The harness is a byte-equality assertion: two independent serializations of logically equal payloads, built in different key orders and unicode forms, must produce identical bytes.

python
import hashlib

a = {"z": 1, "name": "café", "amount": 0.10, "flag": -0.0}
# Same data, different insertion order and a decomposed 'é' (e + combining accent).
b = {"amount": 1e-1, "flag": 0.0, "name": "café", "z": 1}

sa, sb = serialize_canonical(a), serialize_canonical(b)
assert sa == sb, (sa, sb)
assert hashlib.sha256(sa).hexdigest() == hashlib.sha256(sb).hexdigest()
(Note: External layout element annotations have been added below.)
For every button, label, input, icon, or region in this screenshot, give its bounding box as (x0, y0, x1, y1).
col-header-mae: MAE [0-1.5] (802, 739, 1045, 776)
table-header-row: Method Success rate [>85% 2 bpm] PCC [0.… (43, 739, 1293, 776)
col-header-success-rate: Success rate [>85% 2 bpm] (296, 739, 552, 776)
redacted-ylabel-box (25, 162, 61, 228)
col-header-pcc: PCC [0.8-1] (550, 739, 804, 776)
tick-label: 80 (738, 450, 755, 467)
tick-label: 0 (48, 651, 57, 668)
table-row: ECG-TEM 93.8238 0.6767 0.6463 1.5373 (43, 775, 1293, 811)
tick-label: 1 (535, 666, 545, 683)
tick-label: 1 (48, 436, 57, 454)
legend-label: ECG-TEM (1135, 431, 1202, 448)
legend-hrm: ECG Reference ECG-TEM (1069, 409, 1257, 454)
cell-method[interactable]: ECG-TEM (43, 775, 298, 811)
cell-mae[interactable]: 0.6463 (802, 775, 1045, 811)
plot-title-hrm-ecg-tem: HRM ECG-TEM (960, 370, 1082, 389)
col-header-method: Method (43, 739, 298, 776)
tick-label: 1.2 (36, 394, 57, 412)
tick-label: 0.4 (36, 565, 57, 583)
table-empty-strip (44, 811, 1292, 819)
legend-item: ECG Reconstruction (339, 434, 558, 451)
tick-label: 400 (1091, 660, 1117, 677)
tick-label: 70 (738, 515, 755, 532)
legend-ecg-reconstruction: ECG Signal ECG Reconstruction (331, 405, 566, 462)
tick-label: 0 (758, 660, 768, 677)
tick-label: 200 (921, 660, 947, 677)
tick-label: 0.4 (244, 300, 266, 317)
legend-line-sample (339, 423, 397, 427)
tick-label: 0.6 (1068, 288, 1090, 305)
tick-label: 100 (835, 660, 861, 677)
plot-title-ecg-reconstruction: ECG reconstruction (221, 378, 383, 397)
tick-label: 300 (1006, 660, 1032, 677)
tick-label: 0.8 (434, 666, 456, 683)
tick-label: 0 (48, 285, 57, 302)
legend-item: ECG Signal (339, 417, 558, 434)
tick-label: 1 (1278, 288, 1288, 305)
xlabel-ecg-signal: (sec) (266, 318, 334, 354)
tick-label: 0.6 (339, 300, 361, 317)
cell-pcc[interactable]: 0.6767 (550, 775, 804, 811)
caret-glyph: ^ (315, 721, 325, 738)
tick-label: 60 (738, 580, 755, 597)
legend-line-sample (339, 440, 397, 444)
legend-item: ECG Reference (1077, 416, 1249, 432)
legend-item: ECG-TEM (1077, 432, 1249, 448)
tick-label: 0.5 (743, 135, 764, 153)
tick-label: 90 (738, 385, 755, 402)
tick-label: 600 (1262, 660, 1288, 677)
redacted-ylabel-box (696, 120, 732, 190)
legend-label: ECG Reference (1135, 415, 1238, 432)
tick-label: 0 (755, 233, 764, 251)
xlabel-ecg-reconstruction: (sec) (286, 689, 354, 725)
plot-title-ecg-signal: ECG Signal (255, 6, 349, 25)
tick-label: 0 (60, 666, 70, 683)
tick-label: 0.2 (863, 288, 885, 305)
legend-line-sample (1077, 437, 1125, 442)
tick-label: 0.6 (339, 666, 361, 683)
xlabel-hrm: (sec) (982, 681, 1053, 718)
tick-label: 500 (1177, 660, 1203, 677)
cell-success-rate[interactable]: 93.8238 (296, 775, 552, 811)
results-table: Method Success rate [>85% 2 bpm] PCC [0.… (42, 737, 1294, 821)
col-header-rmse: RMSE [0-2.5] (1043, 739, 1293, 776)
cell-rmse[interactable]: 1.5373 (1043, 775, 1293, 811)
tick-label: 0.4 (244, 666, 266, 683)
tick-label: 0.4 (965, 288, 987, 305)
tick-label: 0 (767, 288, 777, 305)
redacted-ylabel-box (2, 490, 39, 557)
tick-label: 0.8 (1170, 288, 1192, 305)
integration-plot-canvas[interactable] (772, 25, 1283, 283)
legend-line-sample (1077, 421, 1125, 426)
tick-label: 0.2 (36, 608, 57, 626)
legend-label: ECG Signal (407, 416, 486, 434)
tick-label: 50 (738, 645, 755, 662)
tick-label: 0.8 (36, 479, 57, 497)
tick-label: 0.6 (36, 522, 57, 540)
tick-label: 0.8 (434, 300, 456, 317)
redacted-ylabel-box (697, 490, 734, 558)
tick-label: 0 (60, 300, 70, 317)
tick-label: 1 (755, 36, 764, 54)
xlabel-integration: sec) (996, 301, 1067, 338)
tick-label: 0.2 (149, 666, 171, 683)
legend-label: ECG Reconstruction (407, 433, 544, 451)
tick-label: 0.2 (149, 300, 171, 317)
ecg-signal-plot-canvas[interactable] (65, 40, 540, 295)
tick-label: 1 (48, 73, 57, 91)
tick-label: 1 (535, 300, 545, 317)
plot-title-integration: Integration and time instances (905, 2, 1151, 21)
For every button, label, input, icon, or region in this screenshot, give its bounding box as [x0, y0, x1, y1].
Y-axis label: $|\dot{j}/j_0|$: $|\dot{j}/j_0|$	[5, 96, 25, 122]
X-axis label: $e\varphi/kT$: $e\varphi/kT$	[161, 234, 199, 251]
# Non-finite floats must be rejected, not silently serialized.
try:
    serialize_canonical({"x": float("nan")})
    raise AssertionError("NaN should have been rejected")
except ValueError:
    pass
logger.info("deterministic serialization harness passed")

Wire this as a build gate: run it in CI so any change to the serializer, a dependency bump, or a new field type that reintroduces nondeterminism fails the build before it can corrupt a stored digest.

Operational Considerations

Pin the serializer and its dependencies, and run the byte-equality harness on every deploy across the actual Python versions your extractors use, because a determinism guarantee that holds only on the build host is no guarantee at all. Keep volatile metadata — run id, wall clock, hostname — out of the hashed body and in an unhashed sidecar, so a manifest’s digest reflects only the data. Store manifests as the ASCII bytes the serializer emits, never as re-encoded or pretty-printed copies, since any reformatting breaks the digest. When the manifest feeds a signed audit record, hash with a NIST-approved algorithm so the fingerprint is both reproducible and defensible in a regulated review.